Piazzolla’s place in Argentina’s greatest cultural export is roughly equivalent to that of Duke Ellington in jazz – the genius composer who took an earthy, sensual, even disreputable folk music and elevated it into a sophisticated form of high art.
In Piazzolla’s hands, tango was no longer strictly a dance music; his compositions borrowed from jazz and classical forms, creating a whole new harmonic and rhythmic vocabulary made for the concert hall more than the ballroom – tango nuevo style.
Here is the famous Oblivión, a short tribute to the magic of Piazzolla.
Roland Dyens born 1955 in Tunisia is a French classical guitarist and one of the most prolific guitar composer of his generation.
Tango en Skaï (1985) is one of his best-known pieces. Skaï is a French slang term for imitation leather, and here references the Gauchos of Argentina and Southern Brazil who are known for their distinctive leather outfits. Hence Tango en Skaï is a humorous, gaudy take on the tango.
El día que me quieras (The day that you love me) is a tango with music by Carlos Gardel and lyrics by Alfredo Le Pera. Originally featured in the 1935 film of the same name, it became a heavily recorded tango standard, even by artists outside of the realm of tango.
Singer, songwriter, composer and actor Carlos Gardel was one of the best-loved stars Latin America has ever produced. At the peak of his fame in the 1920s and early 1930s, he was famous far beyond the country of Argentina, where he spent most of his life, and he played an important role in popularizing the music of the Argentine tango all over the world.
“I have no doubt that Aldo Rodríguez ranks among the highest figures of the Cuban music . He is already pointing towards the high peaks of Latin American musical future, with a distinguished personality as a guitar and music composition virtuoso, whose results will soon surprise those who feel and think the pure Latin American soul.” (Alirio Díaz)
The long career of Moreno Torroba embodies the latest flowering of the zarzuela.

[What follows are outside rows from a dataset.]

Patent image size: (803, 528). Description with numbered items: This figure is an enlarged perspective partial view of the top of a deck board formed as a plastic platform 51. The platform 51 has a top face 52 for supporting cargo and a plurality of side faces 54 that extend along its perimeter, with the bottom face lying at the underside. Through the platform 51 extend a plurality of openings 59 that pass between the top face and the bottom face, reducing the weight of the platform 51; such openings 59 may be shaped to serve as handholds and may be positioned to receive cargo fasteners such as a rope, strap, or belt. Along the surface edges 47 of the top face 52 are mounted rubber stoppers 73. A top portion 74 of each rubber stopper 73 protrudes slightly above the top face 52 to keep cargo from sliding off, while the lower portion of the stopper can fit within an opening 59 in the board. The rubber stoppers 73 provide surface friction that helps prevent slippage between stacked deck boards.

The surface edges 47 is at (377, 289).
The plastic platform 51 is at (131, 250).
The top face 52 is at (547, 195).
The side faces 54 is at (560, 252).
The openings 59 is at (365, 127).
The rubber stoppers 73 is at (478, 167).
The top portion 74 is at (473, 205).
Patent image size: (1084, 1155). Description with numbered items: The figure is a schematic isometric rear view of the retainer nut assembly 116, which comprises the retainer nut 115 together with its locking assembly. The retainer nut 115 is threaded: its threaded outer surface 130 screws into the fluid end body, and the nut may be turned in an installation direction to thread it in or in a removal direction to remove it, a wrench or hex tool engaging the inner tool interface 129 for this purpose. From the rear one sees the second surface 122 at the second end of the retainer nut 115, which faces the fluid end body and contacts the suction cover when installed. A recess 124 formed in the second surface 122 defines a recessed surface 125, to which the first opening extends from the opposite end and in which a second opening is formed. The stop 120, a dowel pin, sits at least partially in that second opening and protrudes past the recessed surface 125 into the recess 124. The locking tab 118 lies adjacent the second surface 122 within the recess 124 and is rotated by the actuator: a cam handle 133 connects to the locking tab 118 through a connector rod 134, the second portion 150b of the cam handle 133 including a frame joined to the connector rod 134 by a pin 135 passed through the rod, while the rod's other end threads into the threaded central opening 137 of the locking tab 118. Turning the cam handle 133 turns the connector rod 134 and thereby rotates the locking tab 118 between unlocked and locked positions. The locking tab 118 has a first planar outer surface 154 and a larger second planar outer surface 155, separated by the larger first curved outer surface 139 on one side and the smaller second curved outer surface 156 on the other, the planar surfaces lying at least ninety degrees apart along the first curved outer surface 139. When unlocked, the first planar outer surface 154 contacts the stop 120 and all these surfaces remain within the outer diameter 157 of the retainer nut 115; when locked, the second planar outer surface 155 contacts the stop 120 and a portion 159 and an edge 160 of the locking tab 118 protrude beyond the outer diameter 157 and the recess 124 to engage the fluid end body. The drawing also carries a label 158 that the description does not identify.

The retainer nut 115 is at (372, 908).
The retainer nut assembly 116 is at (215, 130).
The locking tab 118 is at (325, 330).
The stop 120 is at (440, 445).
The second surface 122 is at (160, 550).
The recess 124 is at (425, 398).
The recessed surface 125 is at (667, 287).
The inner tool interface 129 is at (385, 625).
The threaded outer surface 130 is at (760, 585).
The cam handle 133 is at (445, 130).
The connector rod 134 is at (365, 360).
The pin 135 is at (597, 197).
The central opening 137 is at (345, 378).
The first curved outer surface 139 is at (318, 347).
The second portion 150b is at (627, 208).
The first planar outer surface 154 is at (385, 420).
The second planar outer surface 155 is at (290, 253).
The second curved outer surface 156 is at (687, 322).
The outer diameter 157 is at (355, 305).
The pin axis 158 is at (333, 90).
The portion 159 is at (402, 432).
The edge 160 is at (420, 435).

Born in Madrid (3rd March 1891) the son of a well-known organist and pupil of the ubiquitous father-figure of musical nationalism Felipe Pedrell, Torroba divided his talents between composing, conducting and impresario work, writing a great deal of symphonic and instrumental music. At one time he was the manager of no less than three opera companies, giving important premieres of works by Sorozábal, Giménez and Guerrero in addition to his own. In particular, his great touring company continued to bring the zarzuela tradition to the international stage (especially the USA and Spanish Central America) throughout the 30’s and 40’s. Many great zarzuelists performed under his direction, not least the parents of Plácido Domingo.
The moving Amor, vida de mi vida from La Maravilla (The Marvel, 1941) was written for heart-throb tenorial baritone Luis Sagi Vela. Rafael, a promising but penniless singer at Madrid’s Teatro Real opera house, believes himself spurned for a rich rival and pours out his grief. Believing that his beloved Emilia has chosen his rival he is blaming her for playing him false – though the truth is soon unravelled, and the lovers reunited.
Giménez wrote many zarzuelas – his detractors would have said too many. At its best, his work has an elegant finish and tuneful verve that disarm criticism. First seen at the Teatro de la Zarzuela in Madrid in 1900, La tempranica may be short and simple, but it covers a surprising amount of musical and dramatic ground. It remains one of the most influential achievements of the zarzuela tradition.
The cheeky gypsy boy Grabyé sings this Andalusian heel-and-toe dance song Zapateado about the wicked ways of the tarantula – or perhaps the dangers of falling in love.